Ci sono voluti 24 anni, una generazione, per mettere fine alla "guerra del latte", o meglio delle quote latte. Anni di polemiche, scontri, proteste degli allevatori, presidi, blocchi di treni e strade, scontri con la polizia, multe salatissime… storia passata ormai. Si volta pagina. Il ministro delle Politiche agricole Luca Zaia è appena rientrato da Bruxelles e racconta quelle 18 ore di trattativa non stop al tavolo dei 27 dell’Unione Europea.
Tavolo importante quello presieduto dalla commissaria europea all’agricoltura Mariann Fischel Boel perché è stato raggiunto un primo accordo sulla riforma della politica agricola comune (Pac) che non riguarda solo le quote latte, l’aumento del 5%.
"Se siamo soddisfatti? Sì… soddisfattissimi e consapevoli che le cose si possono cambiare in meglio per la nostra agricoltura, per il Paese… Ci sono gli interessi dei produttori, delle imprese, quelli dei consumatori. Abbiamo ripristinato la legalità dopo quell'infelice negoziato del 1984 che ha falciato le gambe ai nostri produttori di latte".
Ministro, spieghi come è riuscito nell’impresa…
"Ho cercato di portare la mia esperienza al tavolo del negoziato dell’Unione europea, rifuggo dall’idea che i nostri partner possano considerare l’Italia come una sorta di fratello minore. In questo negoziato si è visto che non è così".
Ha fatto valere la regola della politica: mai dire mai…
"No, ho fatto qualcosa di più semplice e diretto: ci ho sempre creduto. E mi sono impegnato in prima persona, a Bruxelles".
Insomma, è stato al pezzo. Ma come hanno reagito gli altri ministri, i loro rappresentanti?
"Ho fatto il mio lavoro di ministro. E le assicuro che non hanno accettato con il sorriso in bocca. Questo no. C’è anche chi mi ha attaccato… una decina di interventi contro. E’ stata una trattativa dura, seria. Abbiamo portato dati di fatto. Ed è andata bene. Non è stato solo un successo del ministro, è stato un successo italiano: abbiamo presidiato, fatto gioco di squadra, ci siamo seduti al tavolo preparati. E questo ha funzionato. Se sei presente ti rispettano.

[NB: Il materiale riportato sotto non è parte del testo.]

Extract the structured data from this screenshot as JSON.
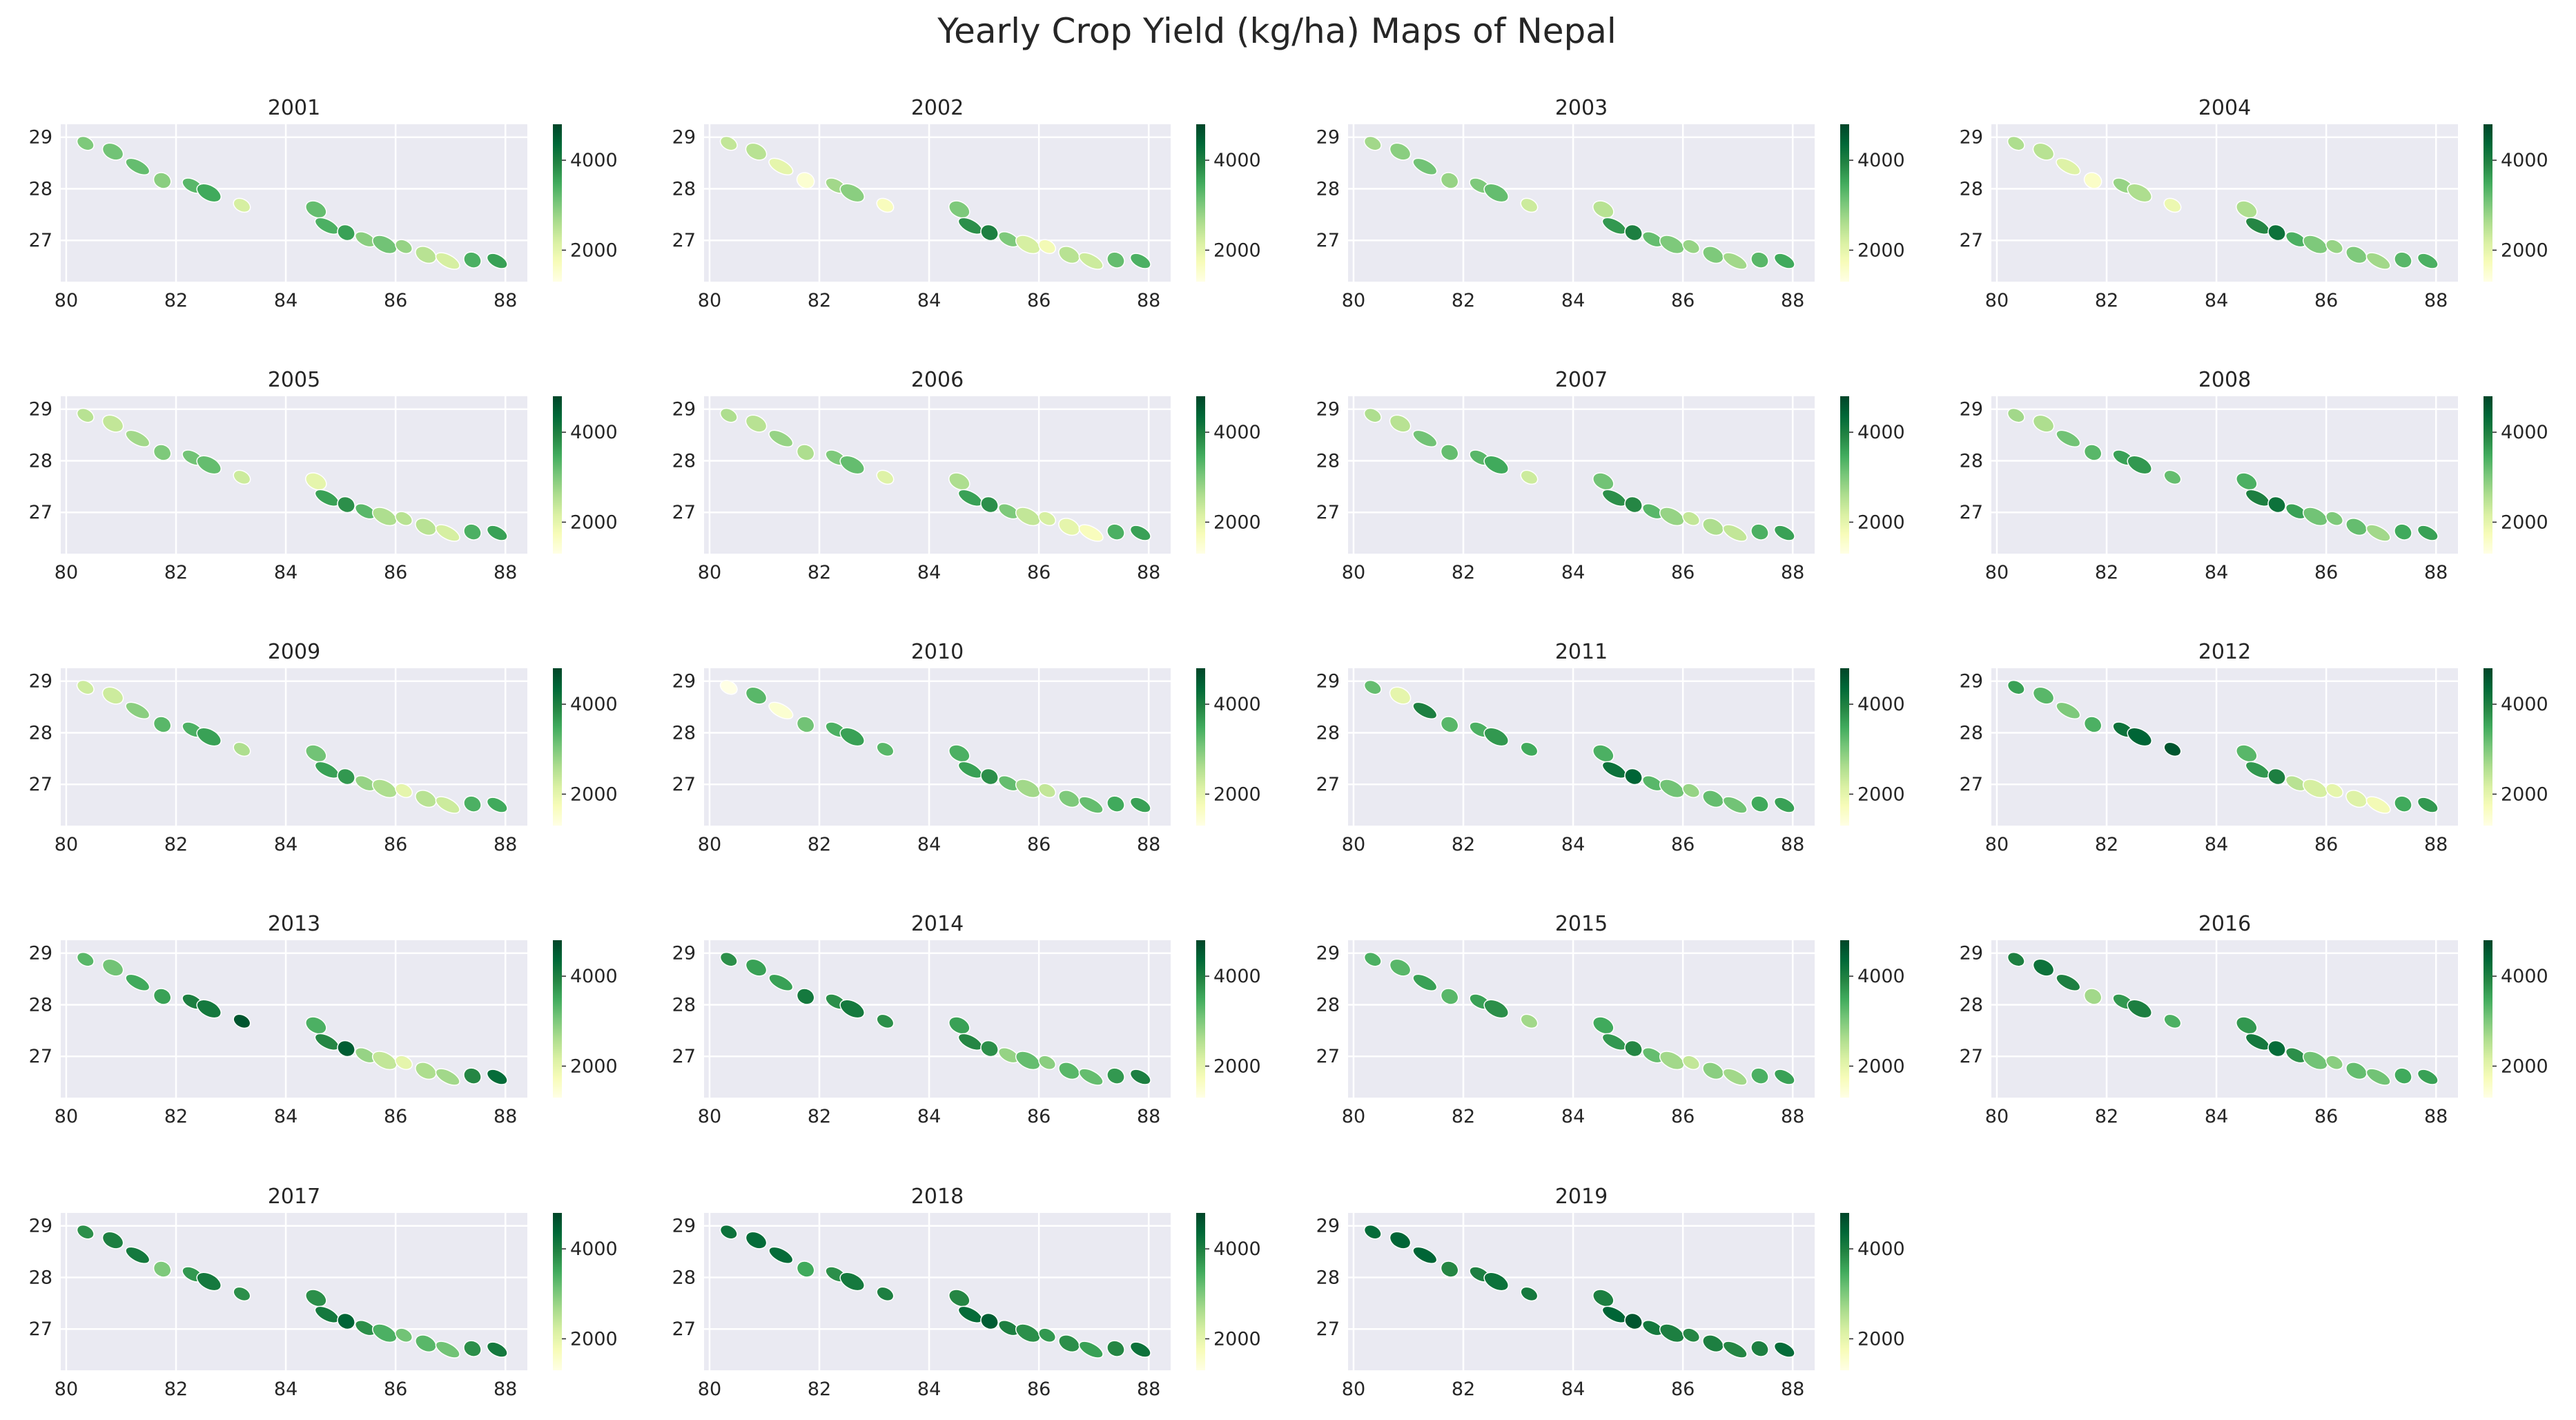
{
  "chart_data": {
    "type": "choropleth-map-grid",
    "title": "Yearly Crop Yield (kg/ha) Maps of Nepal",
    "colormap": "YlGn",
    "colorbar": {
      "range": [
        1300,
        4800
      ],
      "ticks": [
        "2000",
        "4000"
      ]
    },
    "x_ticks": [
      "80",
      "82",
      "84",
      "86",
      "88"
    ],
    "y_ticks": [
      "29",
      "28",
      "27"
    ],
    "xlim": [
      79.9,
      88.4
    ],
    "ylim": [
      26.2,
      29.25
    ],
    "region_centroids": [
      {
        "lon": 80.35,
        "lat": 28.88
      },
      {
        "lon": 80.85,
        "lat": 28.72
      },
      {
        "lon": 81.3,
        "lat": 28.43
      },
      {
        "lon": 81.75,
        "lat": 28.16
      },
      {
        "lon": 82.3,
        "lat": 28.06
      },
      {
        "lon": 82.6,
        "lat": 27.92
      },
      {
        "lon": 83.2,
        "lat": 27.68
      },
      {
        "lon": 84.55,
        "lat": 27.6
      },
      {
        "lon": 84.75,
        "lat": 27.28
      },
      {
        "lon": 85.1,
        "lat": 27.15
      },
      {
        "lon": 85.45,
        "lat": 27.02
      },
      {
        "lon": 85.8,
        "lat": 26.92
      },
      {
        "lon": 86.15,
        "lat": 26.88
      },
      {
        "lon": 86.55,
        "lat": 26.72
      },
      {
        "lon": 86.95,
        "lat": 26.6
      },
      {
        "lon": 87.4,
        "lat": 26.62
      },
      {
        "lon": 87.85,
        "lat": 26.6
      }
    ],
    "panels": [
      {
        "year": "2001",
        "values": [
          3000,
          3100,
          3200,
          2900,
          3300,
          3500,
          2200,
          3200,
          3400,
          3600,
          2900,
          3100,
          2800,
          2500,
          2200,
          3400,
          3600
        ]
      },
      {
        "year": "2002",
        "values": [
          2400,
          2500,
          2000,
          1500,
          2700,
          2900,
          1700,
          3000,
          3800,
          4000,
          3000,
          2200,
          1800,
          2500,
          2300,
          3200,
          3400
        ]
      },
      {
        "year": "2003",
        "values": [
          2700,
          2900,
          3100,
          2800,
          3000,
          3200,
          2300,
          2500,
          3700,
          4000,
          3200,
          3000,
          2800,
          3000,
          2700,
          3300,
          3500
        ]
      },
      {
        "year": "2004",
        "values": [
          2600,
          2500,
          2100,
          1600,
          2800,
          2600,
          1900,
          2600,
          3900,
          4200,
          3400,
          3000,
          2800,
          3000,
          2700,
          3300,
          3400
        ]
      },
      {
        "year": "2005",
        "values": [
          2500,
          2400,
          2700,
          3000,
          3100,
          3200,
          2300,
          2000,
          3600,
          3800,
          3300,
          2600,
          2500,
          2500,
          2200,
          3400,
          3600
        ]
      },
      {
        "year": "2006",
        "values": [
          2600,
          2500,
          2800,
          2600,
          3000,
          3200,
          2100,
          2600,
          3600,
          3800,
          3000,
          2400,
          2200,
          2000,
          1700,
          3400,
          3600
        ]
      },
      {
        "year": "2007",
        "values": [
          2600,
          2500,
          3100,
          3200,
          3300,
          3500,
          2300,
          3100,
          3800,
          3900,
          3300,
          2800,
          2400,
          2600,
          2400,
          3400,
          3600
        ]
      },
      {
        "year": "2008",
        "values": [
          2700,
          2600,
          3100,
          3300,
          3600,
          3700,
          3200,
          3400,
          4000,
          4200,
          3600,
          3100,
          3000,
          3200,
          2700,
          3500,
          3600
        ]
      },
      {
        "year": "2009",
        "values": [
          2300,
          2300,
          2900,
          3300,
          3400,
          3600,
          2600,
          3100,
          3600,
          3700,
          2800,
          2600,
          2000,
          2500,
          2300,
          3400,
          3500
        ]
      },
      {
        "year": "2010",
        "values": [
          1300,
          3300,
          1500,
          3100,
          3400,
          3600,
          3300,
          3400,
          3600,
          3800,
          3200,
          2700,
          2400,
          3000,
          3200,
          3500,
          3600
        ]
      },
      {
        "year": "2011",
        "values": [
          3200,
          2000,
          4000,
          3300,
          3400,
          3700,
          3500,
          3400,
          4200,
          4400,
          3300,
          3100,
          2800,
          3200,
          3100,
          3500,
          3600
        ]
      },
      {
        "year": "2012",
        "values": [
          3600,
          3300,
          3000,
          3400,
          4200,
          4400,
          4600,
          3300,
          3700,
          4000,
          2500,
          2200,
          2000,
          2100,
          1800,
          3500,
          3700
        ]
      },
      {
        "year": "2013",
        "values": [
          3300,
          3100,
          3500,
          3600,
          4000,
          4100,
          4600,
          3400,
          3900,
          4500,
          2800,
          2400,
          2000,
          2600,
          2700,
          3900,
          4300
        ]
      },
      {
        "year": "2014",
        "values": [
          3800,
          3600,
          3600,
          4100,
          3800,
          4100,
          3800,
          3600,
          3900,
          3800,
          2800,
          3200,
          2900,
          3300,
          3200,
          3700,
          4000
        ]
      },
      {
        "year": "2015",
        "values": [
          3400,
          3300,
          3600,
          3300,
          3600,
          3800,
          2700,
          3500,
          3700,
          3900,
          3200,
          2700,
          2400,
          2900,
          2700,
          3400,
          3600
        ]
      },
      {
        "year": "2016",
        "values": [
          4000,
          4200,
          4000,
          2700,
          3700,
          4000,
          3400,
          3700,
          4100,
          4300,
          3800,
          3100,
          2900,
          3200,
          3100,
          3500,
          3600
        ]
      },
      {
        "year": "2017",
        "values": [
          3800,
          4000,
          4100,
          3000,
          3700,
          4100,
          3800,
          3800,
          4100,
          4400,
          3800,
          3400,
          3100,
          3300,
          3100,
          3800,
          4100
        ]
      },
      {
        "year": "2018",
        "values": [
          4200,
          4300,
          4300,
          3500,
          3800,
          4100,
          4000,
          3900,
          4300,
          4500,
          4000,
          3800,
          3700,
          3800,
          3600,
          3900,
          4200
        ]
      },
      {
        "year": "2019",
        "values": [
          4300,
          4400,
          4400,
          3900,
          4000,
          4200,
          4100,
          4000,
          4400,
          4600,
          4100,
          4000,
          3900,
          4000,
          3900,
          4000,
          4300
        ]
      }
    ]
  }
}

Difficile fare giochetti".
Lei ha detto ai produttori di latte: "Ora serve coraggio". Perché?
"Perché devono mettersi in regola in modo da poter ottenere l’aumento di quota ora disponibile".
Ha portato a casa l’aumento di 600mila tonnellate della quota di produzione del latte (pari al surplus che ci costa 160 milioni di multa), maggiori contributi ai giovani agricoltori, 420 milioni di euro per innovazione, ricerca, sostegno alle filiere di latte e carne. E ha ottenuto il recupero di 140 milioni di fondi "dormienti" che i nostri agricoltori non erano o non sono in grado di richiedere. Come sono saltati fuori questi 140 milioni?
(Zaia sorride) "Abbiamo fatto un lavoro da 007…".
Cioè?
"Abbiamo fatto un ricognizione di tutte le voci di bilancio, dei capitoli di spesa. Quei soldi l’Italia, i produttori, li perdevano… le pratiche non erano evase, molte non andavano a buon fine. Soldi non ci potevano permettere di perdere. Gliel’ho detto: basta crederci. Pensi che pochi giorni fa abbiamo ottenuto 17 milioni di euro all’anno per portare la frutta nelle scuole".
Sulla questione del tabacco è andata meno bene.
"La partita non è chiusa, capisco la delusione dei nostri produttori l’esecutivo Ue entro luglio 2009 presenterà uno studio sull’impatto della riforma del settore tabacchicolo e allora torneremo alla carica…".
Pronto per nuove sfide?
"Sì, c’è la questione dell’etichettatura obbligatoria dei prodotti alimentari. Siamo in pressing sulla Ue. E’ un elemeto chiave nella strategia di tutela dei consumatori. Le resistenze comunitarie sul nostro disegno
di legge non ci preoccupano. La Ue ha una visione legata agli accordi di Doha e al Wto, all’apertura totale dei mercati e
della libera circolazione delle merci. Ma i nostri rapporti con l’Europa sono buoni e siamo riusciti a riposizionare l’Italia
al tavolo dei negoziati".
Quindi?
"Il consumatore ha diritto di conoscere l’origine di ciò che compra. Oggi si
trovano in commercio bottiglie d’olio extravergine d’oliva, anche con nomi italiani, che non provengono
dall’agroalimentare del nostro Paese. E' solo un esempio fra i tanti.